Oxfam warned that governments were exacerbating inequality by underfunding public services like healthcare and education at the same time as they consistently under-tax the wealthy.
Calls for hiking taxes on the wealthy have multiplied amid growing popular outrage in a number of countries over swelling inequality.
In the United States, new congresswoman Alexandria Ocasio-Cortez made headlines earlier this month by proposing to tax the ultra-rich up to 70 per cent.
The self-described Democratic Socialist’s proposal came after President Donald Trump’s sweeping tax reforms cut the top income rate last year from 39.6 per cent to 37 per cent.
In Europe, the “yellow vest” movement that has been rocking France with anti-government protests since November is demanding that President Emmanuel Macron repeal controversial cuts to wealth taxes on high earners.
And in Britain, a populist campaign helped persuade a majority of voters to opt for quitting the European Union in the country’s 2016 referendum on Brexit.
Indian billionaires saw their fortunes swell by Rs 2,200 crore a day last year, with the top 1 per cent of the country's richest getting richer by 39 per cent as against just 3 per cent increase in wealth for the bottom half of the population, an Oxfam study said.
Oxfam further said that 13.6 crore Indians, who make up the poorest 10 per cent of the country, continued to remain in debt since 2004.
"It (the survey) reveals how governments are exacerbating inequality by underfunding public services, such as healthcare and education, on the one hand, while under-taxing corporations and the wealthy, and failing to clamp down on tax dodging on the other," Oxfam India CEO Amitabh Behar said.
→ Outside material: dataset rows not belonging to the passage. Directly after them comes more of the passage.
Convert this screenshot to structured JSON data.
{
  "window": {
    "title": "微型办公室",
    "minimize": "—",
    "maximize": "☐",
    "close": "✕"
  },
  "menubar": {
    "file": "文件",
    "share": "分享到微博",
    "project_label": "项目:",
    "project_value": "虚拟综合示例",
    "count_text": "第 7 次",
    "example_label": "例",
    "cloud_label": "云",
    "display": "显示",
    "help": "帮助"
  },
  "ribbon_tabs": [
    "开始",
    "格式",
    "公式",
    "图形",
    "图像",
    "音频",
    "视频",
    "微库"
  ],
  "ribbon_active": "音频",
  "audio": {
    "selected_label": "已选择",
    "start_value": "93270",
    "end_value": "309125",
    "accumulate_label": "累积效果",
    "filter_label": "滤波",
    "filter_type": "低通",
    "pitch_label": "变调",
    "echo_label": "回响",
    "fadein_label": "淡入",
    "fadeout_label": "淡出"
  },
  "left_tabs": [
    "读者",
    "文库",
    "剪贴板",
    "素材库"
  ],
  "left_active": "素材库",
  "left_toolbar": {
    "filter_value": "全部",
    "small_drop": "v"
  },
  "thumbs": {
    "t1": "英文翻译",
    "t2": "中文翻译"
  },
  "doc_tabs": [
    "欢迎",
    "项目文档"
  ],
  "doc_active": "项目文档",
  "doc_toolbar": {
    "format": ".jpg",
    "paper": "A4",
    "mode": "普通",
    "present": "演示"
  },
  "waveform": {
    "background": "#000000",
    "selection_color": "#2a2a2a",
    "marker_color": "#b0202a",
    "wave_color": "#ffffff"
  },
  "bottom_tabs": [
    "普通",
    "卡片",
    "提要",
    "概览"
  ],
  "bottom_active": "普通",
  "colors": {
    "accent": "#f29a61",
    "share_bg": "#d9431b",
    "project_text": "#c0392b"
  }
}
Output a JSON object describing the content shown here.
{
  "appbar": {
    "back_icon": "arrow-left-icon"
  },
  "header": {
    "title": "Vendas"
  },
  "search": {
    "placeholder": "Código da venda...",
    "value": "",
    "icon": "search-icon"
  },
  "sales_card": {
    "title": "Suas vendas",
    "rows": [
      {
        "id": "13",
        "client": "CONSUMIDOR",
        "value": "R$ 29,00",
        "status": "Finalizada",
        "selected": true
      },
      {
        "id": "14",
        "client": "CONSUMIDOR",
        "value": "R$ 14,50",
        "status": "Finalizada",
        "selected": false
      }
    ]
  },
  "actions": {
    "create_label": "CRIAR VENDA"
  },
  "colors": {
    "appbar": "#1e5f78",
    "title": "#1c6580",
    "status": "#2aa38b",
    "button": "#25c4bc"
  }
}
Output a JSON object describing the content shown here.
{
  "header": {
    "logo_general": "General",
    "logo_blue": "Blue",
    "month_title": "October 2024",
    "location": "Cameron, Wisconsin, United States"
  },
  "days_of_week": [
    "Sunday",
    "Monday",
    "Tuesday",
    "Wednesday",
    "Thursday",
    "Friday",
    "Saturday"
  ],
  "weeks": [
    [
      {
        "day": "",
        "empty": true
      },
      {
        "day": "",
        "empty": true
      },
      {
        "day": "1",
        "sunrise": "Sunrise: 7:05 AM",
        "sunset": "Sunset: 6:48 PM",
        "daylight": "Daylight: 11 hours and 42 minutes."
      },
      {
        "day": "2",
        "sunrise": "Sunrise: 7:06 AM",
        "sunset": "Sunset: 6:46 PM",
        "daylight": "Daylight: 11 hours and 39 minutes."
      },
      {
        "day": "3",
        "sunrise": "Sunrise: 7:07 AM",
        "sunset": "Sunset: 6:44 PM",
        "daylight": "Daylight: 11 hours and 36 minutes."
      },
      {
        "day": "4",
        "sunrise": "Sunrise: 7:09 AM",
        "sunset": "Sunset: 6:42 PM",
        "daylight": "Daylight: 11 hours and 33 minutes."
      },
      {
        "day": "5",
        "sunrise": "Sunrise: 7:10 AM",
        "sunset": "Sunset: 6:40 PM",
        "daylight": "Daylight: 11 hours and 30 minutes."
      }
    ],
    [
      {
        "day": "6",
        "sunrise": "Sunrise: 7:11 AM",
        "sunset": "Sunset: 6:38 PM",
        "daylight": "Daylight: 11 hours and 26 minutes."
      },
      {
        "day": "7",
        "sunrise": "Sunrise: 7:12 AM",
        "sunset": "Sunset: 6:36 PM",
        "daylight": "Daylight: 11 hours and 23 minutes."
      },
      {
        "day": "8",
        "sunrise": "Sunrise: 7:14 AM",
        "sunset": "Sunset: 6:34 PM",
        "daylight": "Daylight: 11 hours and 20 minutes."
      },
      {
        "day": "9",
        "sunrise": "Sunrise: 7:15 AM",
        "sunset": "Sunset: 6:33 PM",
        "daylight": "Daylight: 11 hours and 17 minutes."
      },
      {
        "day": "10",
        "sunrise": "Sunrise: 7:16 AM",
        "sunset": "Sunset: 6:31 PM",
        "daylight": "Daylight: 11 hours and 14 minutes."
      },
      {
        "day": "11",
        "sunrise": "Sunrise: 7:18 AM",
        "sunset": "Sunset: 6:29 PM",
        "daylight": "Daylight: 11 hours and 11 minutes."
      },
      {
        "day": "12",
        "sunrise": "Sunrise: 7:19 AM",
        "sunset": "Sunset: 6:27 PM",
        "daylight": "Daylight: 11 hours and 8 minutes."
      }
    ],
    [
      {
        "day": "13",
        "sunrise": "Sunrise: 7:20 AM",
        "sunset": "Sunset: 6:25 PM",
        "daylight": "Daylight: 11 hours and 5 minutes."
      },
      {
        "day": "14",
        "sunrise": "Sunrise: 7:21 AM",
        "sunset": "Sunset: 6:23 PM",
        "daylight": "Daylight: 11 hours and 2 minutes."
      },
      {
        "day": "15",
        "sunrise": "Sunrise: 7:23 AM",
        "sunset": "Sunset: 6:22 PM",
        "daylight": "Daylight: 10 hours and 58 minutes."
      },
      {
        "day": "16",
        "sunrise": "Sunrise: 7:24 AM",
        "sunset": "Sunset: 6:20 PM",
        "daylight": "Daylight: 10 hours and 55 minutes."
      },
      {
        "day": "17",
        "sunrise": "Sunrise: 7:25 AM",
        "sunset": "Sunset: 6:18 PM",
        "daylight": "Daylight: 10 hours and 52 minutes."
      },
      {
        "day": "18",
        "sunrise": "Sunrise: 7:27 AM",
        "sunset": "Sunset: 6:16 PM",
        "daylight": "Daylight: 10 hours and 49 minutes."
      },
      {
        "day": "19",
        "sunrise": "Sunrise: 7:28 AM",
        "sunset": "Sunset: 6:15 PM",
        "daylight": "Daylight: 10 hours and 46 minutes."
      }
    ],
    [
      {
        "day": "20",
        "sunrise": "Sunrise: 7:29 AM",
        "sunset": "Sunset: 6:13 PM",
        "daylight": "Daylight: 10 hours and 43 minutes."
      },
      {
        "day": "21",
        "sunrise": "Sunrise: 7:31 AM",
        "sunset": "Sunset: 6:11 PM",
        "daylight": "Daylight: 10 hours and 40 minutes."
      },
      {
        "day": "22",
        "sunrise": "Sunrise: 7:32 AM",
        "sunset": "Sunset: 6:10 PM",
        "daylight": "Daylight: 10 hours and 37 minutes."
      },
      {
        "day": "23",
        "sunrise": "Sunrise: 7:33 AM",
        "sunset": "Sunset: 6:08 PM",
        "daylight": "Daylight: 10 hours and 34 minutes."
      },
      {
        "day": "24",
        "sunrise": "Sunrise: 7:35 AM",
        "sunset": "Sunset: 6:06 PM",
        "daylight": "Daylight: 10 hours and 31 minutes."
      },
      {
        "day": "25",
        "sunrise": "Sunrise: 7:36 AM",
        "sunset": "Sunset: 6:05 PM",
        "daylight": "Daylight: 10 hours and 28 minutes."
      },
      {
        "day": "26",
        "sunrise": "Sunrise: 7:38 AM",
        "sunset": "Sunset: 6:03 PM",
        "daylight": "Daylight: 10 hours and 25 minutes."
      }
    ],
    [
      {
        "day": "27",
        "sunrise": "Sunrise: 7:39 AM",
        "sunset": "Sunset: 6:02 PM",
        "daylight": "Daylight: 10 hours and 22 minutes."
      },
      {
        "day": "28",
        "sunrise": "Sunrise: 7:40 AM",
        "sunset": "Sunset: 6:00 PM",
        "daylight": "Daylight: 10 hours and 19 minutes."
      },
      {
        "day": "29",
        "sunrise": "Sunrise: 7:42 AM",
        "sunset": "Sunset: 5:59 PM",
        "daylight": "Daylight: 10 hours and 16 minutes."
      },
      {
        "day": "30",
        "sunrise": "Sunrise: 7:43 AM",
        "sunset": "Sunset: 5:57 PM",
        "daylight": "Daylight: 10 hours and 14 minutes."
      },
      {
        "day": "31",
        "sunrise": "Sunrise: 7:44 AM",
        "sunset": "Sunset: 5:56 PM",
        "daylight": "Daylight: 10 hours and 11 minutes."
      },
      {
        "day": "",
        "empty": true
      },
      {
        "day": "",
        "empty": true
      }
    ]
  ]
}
The survey also shows that women and girls are hardest hit by rising economic inequality, he added.
According to the Oxfam report, India added 18 new billionaires last year, raising the total number of billionaires to 119, while their wealth crossed the USD 400 billion (Rs 28 lakh crore) mark for the first time.
It rose from $325.5 billion in 2017 to $440.1 billion in 2018, making it the single largest annual increase since the 2008 global financial crisis. Oxfam further said getting India's richest 1 per cent pay just 0.5 per cent extra tax on their wealth could raise enough money enough to increase the government spending on health by 50 per cent. It said the combined revenue and capital expenditure of the Centre and states for medical, public health, sanitation and water supply is Rs 2,08,166 crore, which is less than the country' richest man Mukesh Ambani's wealth of Rs 2.8 lakh crore. Globally, Oxfam said the tax rates for wealthy individuals and corporations have been cut dramatically. While billionaire wealth soars, public services are suffering from chronic underfunding or being outsourced to private companies that exclude the poorest people, Oxfam said.